Generate the docs from the code, so they can't drift
A design system dies the day its docs drift from its code, so I removed the possibility. The .less is the single source of truth: a build script resolves the alias chain and emits the JSON and CSS that drive a live docs site, and Figma variable names mirror the .less names. Change the .less and everything follows. Hand-maintained docs always lose; generated docs stay honest with zero discipline required.
One vocabulary for “selected”
“Selected” now has exactly one language across the whole system. No component invents its own. The drift I started the audit with is now structurally impossible.
39 components. Each one is not done until it passes.
The before/after is concrete.

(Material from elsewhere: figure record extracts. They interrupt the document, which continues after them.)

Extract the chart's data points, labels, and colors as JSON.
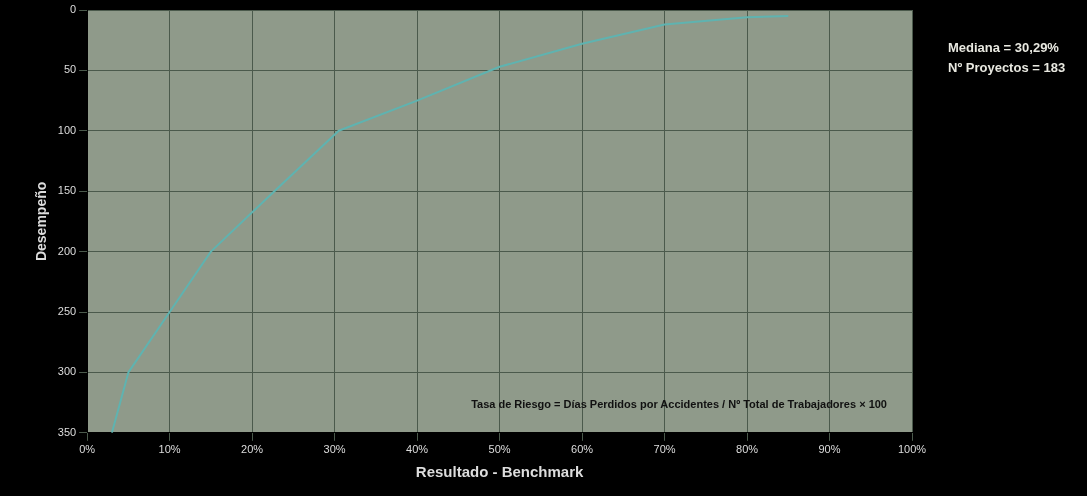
{
  "chart_data": {
    "type": "line",
    "xlabel": "Resultado - Benchmark",
    "ylabel": "Desempeño",
    "x": [
      3,
      5,
      10,
      15,
      22.7,
      30.5,
      40,
      50,
      60,
      70,
      80,
      85
    ],
    "series": [
      {
        "color": "#5fb3b0",
        "values": [
          350,
          300,
          250,
          200,
          150,
          100,
          75,
          47,
          28,
          12,
          6,
          5
        ]
      }
    ],
    "xlim": [
      0,
      100
    ],
    "xticks": [
      {
        "value": 0,
        "label": "0%"
      },
      {
        "value": 10,
        "label": "10%"
      },
      {
        "value": 20,
        "label": "20%"
      },
      {
        "value": 30,
        "label": "30%"
      },
      {
        "value": 40,
        "label": "40%"
      },
      {
        "value": 50,
        "label": "50%"
      },
      {
        "value": 60,
        "label": "60%"
      },
      {
        "value": 70,
        "label": "70%"
      },
      {
        "value": 80,
        "label": "80%"
      },
      {
        "value": 90,
        "label": "90%"
      },
      {
        "value": 100,
        "label": "100%"
      }
    ],
    "ylim": [
      350,
      0
    ],
    "yticks": [
      0,
      50,
      100,
      150,
      200,
      250,
      300,
      350
    ],
    "grid": true,
    "marker": "none",
    "line_style": "solid",
    "annotations": [
      "Mediana = 30,29%",
      "Nº Proyectos = 183",
      "Tasa de Riesgo = Días Perdidos por Accidentes / Nº Total de Trabajadores × 100"
    ]
  }
}
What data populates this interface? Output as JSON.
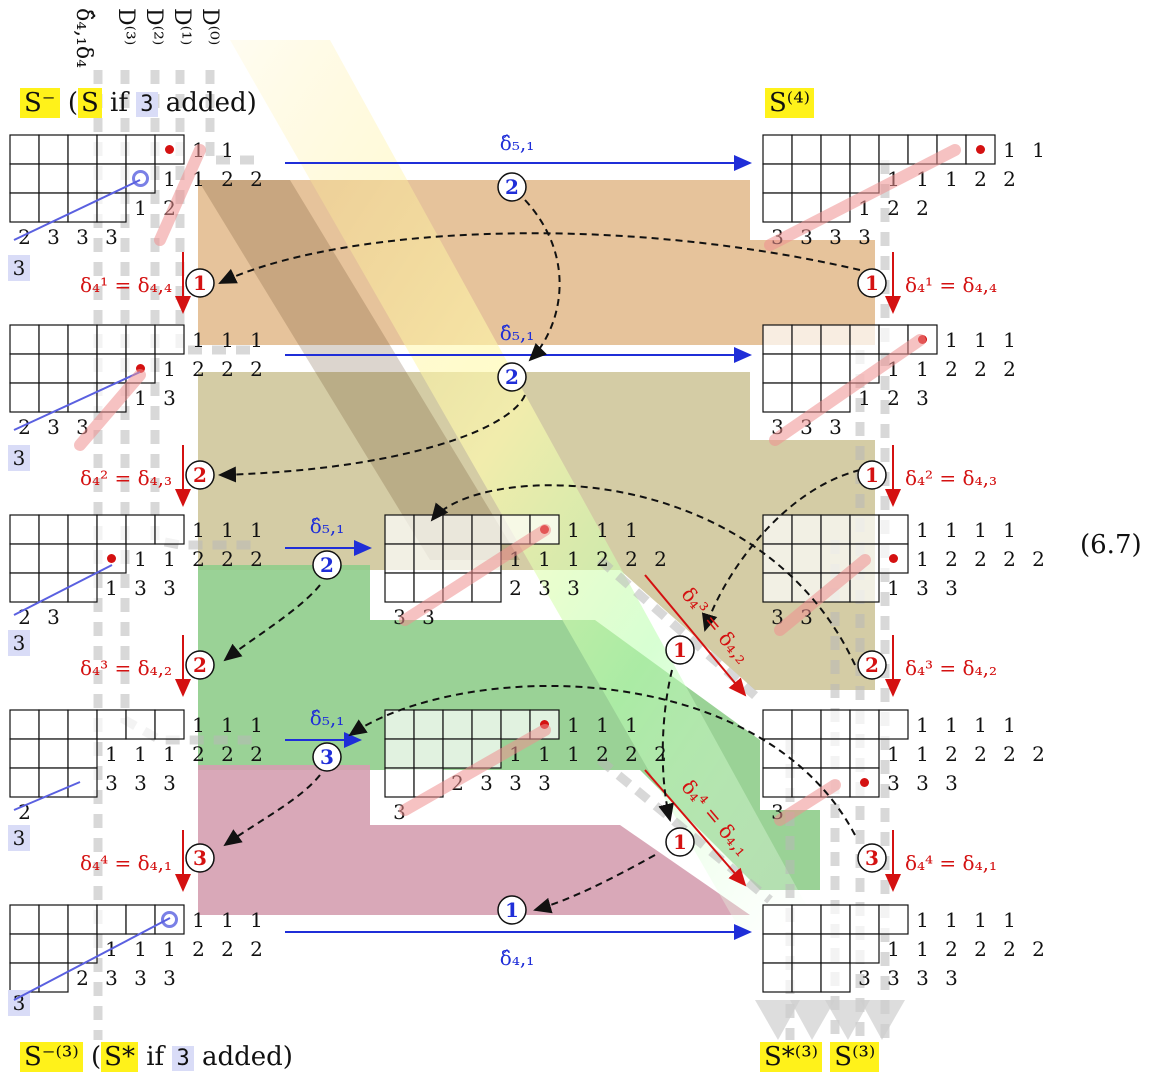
{
  "column_labels": [
    "δ̂₄,₁δ₄",
    "D⁽³⁾",
    "D⁽²⁾",
    "D⁽¹⁾",
    "D⁽⁰⁾"
  ],
  "headers": {
    "top_left": {
      "main": "S⁻",
      "paren_open": "(",
      "s_label": "S",
      "if_text": "if",
      "added_num": "3",
      "added_text": "added)"
    },
    "top_right": "S⁽⁴⁾",
    "bottom_left": {
      "main": "S⁻⁽³⁾",
      "paren_open": "(",
      "s_label": "S*",
      "if_text": "if",
      "added_num": "3",
      "added_text": "added)"
    },
    "bottom_right": [
      "S*⁽³⁾",
      "S⁽³⁾"
    ]
  },
  "equation_number": "(6.7)",
  "red_arrow_labels": [
    "δ₄¹ = δ₄,₄",
    "δ₄² = δ₄,₃",
    "δ₄³ = δ₄,₂",
    "δ₄⁴ = δ₄,₁"
  ],
  "right_red_labels": [
    "δ₄¹ = δ₄,₄",
    "δ₄² = δ₄,₃",
    "δ₄³ = δ₄,₂",
    "δ₄⁴ = δ₄,₁"
  ],
  "diag_labels": [
    "δ₄³ = δ₄,₂",
    "δ₄⁴ = δ₄,₁"
  ],
  "blue_arrow_labels": [
    "δ̂₅,₁",
    "δ̂₅,₁",
    "δ̂₅,₁",
    "δ̂₅,₁",
    "δ̂₄,₁"
  ],
  "circle_labels": {
    "blue": [
      "2",
      "2",
      "2",
      "3",
      "1"
    ],
    "red_left": [
      "1",
      "2",
      "2",
      "3"
    ],
    "red_right": [
      "1",
      "1",
      "2",
      "3"
    ],
    "red_diag": [
      "1",
      "1"
    ]
  },
  "side_box_label": "3",
  "tableaux": {
    "left": [
      {
        "rows": [
          [
            "",
            "",
            "",
            "",
            "",
            "•",
            "1",
            "1"
          ],
          [
            "",
            "",
            "",
            "",
            "○",
            "1",
            "1",
            "2",
            "2"
          ],
          [
            "",
            "",
            "",
            "",
            "1",
            "2"
          ],
          [
            "2",
            "3",
            "3",
            "3"
          ]
        ]
      },
      {
        "rows": [
          [
            "",
            "",
            "",
            "",
            "",
            "",
            "1",
            "1",
            "1"
          ],
          [
            "",
            "",
            "",
            "",
            "•",
            "1",
            "2",
            "2",
            "2"
          ],
          [
            "",
            "",
            "",
            "",
            "1",
            "3"
          ],
          [
            "2",
            "3",
            "3"
          ]
        ]
      },
      {
        "rows": [
          [
            "",
            "",
            "",
            "",
            "",
            "",
            "1",
            "1",
            "1"
          ],
          [
            "",
            "",
            "",
            "•",
            "1",
            "1",
            "2",
            "2",
            "2"
          ],
          [
            "",
            "",
            "",
            "1",
            "3",
            "3"
          ],
          [
            "2",
            "3"
          ]
        ]
      },
      {
        "rows": [
          [
            "",
            "",
            "",
            "",
            "",
            "",
            "1",
            "1",
            "1"
          ],
          [
            "",
            "",
            "",
            "1",
            "1",
            "1",
            "2",
            "2",
            "2"
          ],
          [
            "",
            "",
            "",
            "3",
            "3",
            "3"
          ],
          [
            "2"
          ]
        ]
      },
      {
        "rows": [
          [
            "",
            "",
            "",
            "",
            "",
            "○",
            "1",
            "1",
            "1"
          ],
          [
            "",
            "",
            "",
            "1",
            "1",
            "1",
            "2",
            "2",
            "2"
          ],
          [
            "",
            "",
            "2",
            "3",
            "3",
            "3"
          ],
          [
            "3"
          ]
        ]
      }
    ],
    "right": [
      {
        "rows": [
          [
            "",
            "",
            "",
            "",
            "",
            "",
            "",
            "•",
            "1",
            "1"
          ],
          [
            "",
            "",
            "",
            "",
            "1",
            "1",
            "1",
            "2",
            "2"
          ],
          [
            "",
            "",
            "",
            "1",
            "2",
            "2"
          ],
          [
            "3",
            "3",
            "3",
            "3"
          ]
        ]
      },
      {
        "rows": [
          [
            "",
            "",
            "",
            "",
            "",
            "•",
            "1",
            "1",
            "1"
          ],
          [
            "",
            "",
            "",
            "",
            "1",
            "1",
            "2",
            "2",
            "2"
          ],
          [
            "",
            "",
            "",
            "1",
            "2",
            "3"
          ],
          [
            "3",
            "3",
            "3"
          ]
        ]
      },
      {
        "rows": [
          [
            "",
            "",
            "",
            "",
            "",
            "1",
            "1",
            "1",
            "1"
          ],
          [
            "",
            "",
            "",
            "",
            "•",
            "1",
            "2",
            "2",
            "2",
            "2"
          ],
          [
            "",
            "",
            "",
            "",
            "1",
            "3",
            "3"
          ],
          [
            "3",
            "3"
          ]
        ]
      },
      {
        "rows": [
          [
            "",
            "",
            "",
            "",
            "",
            "1",
            "1",
            "1",
            "1"
          ],
          [
            "",
            "",
            "",
            "",
            "1",
            "1",
            "2",
            "2",
            "2",
            "2"
          ],
          [
            "",
            "",
            "",
            "•",
            "3",
            "3",
            "3"
          ],
          [
            "3"
          ]
        ]
      },
      {
        "rows": [
          [
            "",
            "",
            "",
            "",
            "",
            "1",
            "1",
            "1",
            "1"
          ],
          [
            "",
            "",
            "",
            "",
            "1",
            "1",
            "2",
            "2",
            "2",
            "2"
          ],
          [
            "",
            "",
            "",
            "3",
            "3",
            "3",
            "3"
          ]
        ]
      }
    ],
    "middle": [
      {
        "rows": [
          [
            "",
            "",
            "",
            "",
            "",
            "•",
            "1",
            "1",
            "1"
          ],
          [
            "",
            "",
            "",
            "",
            "1",
            "1",
            "1",
            "2",
            "2",
            "2"
          ],
          [
            "",
            "",
            "",
            "",
            "2",
            "3",
            "3"
          ],
          [
            "3",
            "3"
          ]
        ]
      },
      {
        "rows": [
          [
            "",
            "",
            "",
            "",
            "",
            "•",
            "1",
            "1",
            "1"
          ],
          [
            "",
            "",
            "",
            "",
            "1",
            "1",
            "1",
            "2",
            "2",
            "2"
          ],
          [
            "",
            "",
            "2",
            "3",
            "3",
            "3"
          ],
          [
            "3"
          ]
        ]
      }
    ]
  },
  "colors": {
    "blue": "#1f2ed8",
    "red": "#d41111",
    "band_orange": "#e2b989",
    "band_olive": "#cfc79b",
    "band_green": "#8fcd8b",
    "band_pink": "#d59eb0",
    "highlight": "#fff21a"
  }
}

The button went from one documented variant and no states to five variants across six states, fully tokenised. Icons went from a plugin screenshot to a 40-plus set with an engineering migration map. Every change carries its reason in the doc.
The docs are a live site, not Figma pages that drift. This is the button component, rendered from rj-tokens-button.less.

Two bars every screen has to clear. I published my own failing score.
I scored my own flows on the same bars and published the 2.4, with the fix plan attached.
- Feature parity against real product requirements
- Task-flow soundness, every state designed
- Cognitive load, microcopy, WCAG 2.2 AA
- A missing P0 feature is an automatic fail
- Restraint, hierarchy, type craft, colour discipline
- Material, depth, motion, imagery, finish
- Would this sit beside Cartier without apology?
- Average below 4.3 and it goes back
Components are the vocabulary. Flows are the sentences. I rebuilt real Reliance Jewels journeys entirely from documented components, on the phone where most customers are. Then I scored my own flows on the same two bars and published the scorecard with the weak numbers in it: the PDP flow scored 2.4 on UX. I wrote the fix plan in priority order rather than hiding the gap.
The part I'm most willing to show a hiring manager is the scorecard that proves I can't quietly lower my own bar.
A system a machine can build from, without drifting
The whole system in one generated file: token groups, all 39 components with problems, variants, states and rules. Regenerates on every build, so it never drifts.
Explicit, checkable rules. Most are enforced by the same quality gate.
Tells a model to reuse before creating, use only tokens, honour the one active language, and flag a missing token instead of inlining a literal.
A complete system, safe to evolve, legible to a machine
A complete, gate-enforced system a machine can build from, honest about not yet being rolled out.
The hard calls were deliberate. I held tokenisation, state matrices, accessibility and the active language to a non-negotiable bar, and accepted “good enough” on visual flourish so the project could finish. Knowing where not to gold-plate is part of the job.
Honest on adoption: the system is built, not yet rolled out across the live store. That is the next phase, not a claim I am making here.
What I'd do differently
Wire the gate into CI from day one, and measure the AI's correction rate on a genuinely new surface.
If I ran it again, I would wire the gate into CI on the product repo from day one, so a component that breaks token discipline cannot merge. I would run an adoption pass surface by surface against the live store. And I would pressure-test the AI layer harder: have it assemble a genuinely new surface end to end and measure how much I have to correct. That correction rate is the real measure of whether the system works, and I want the number.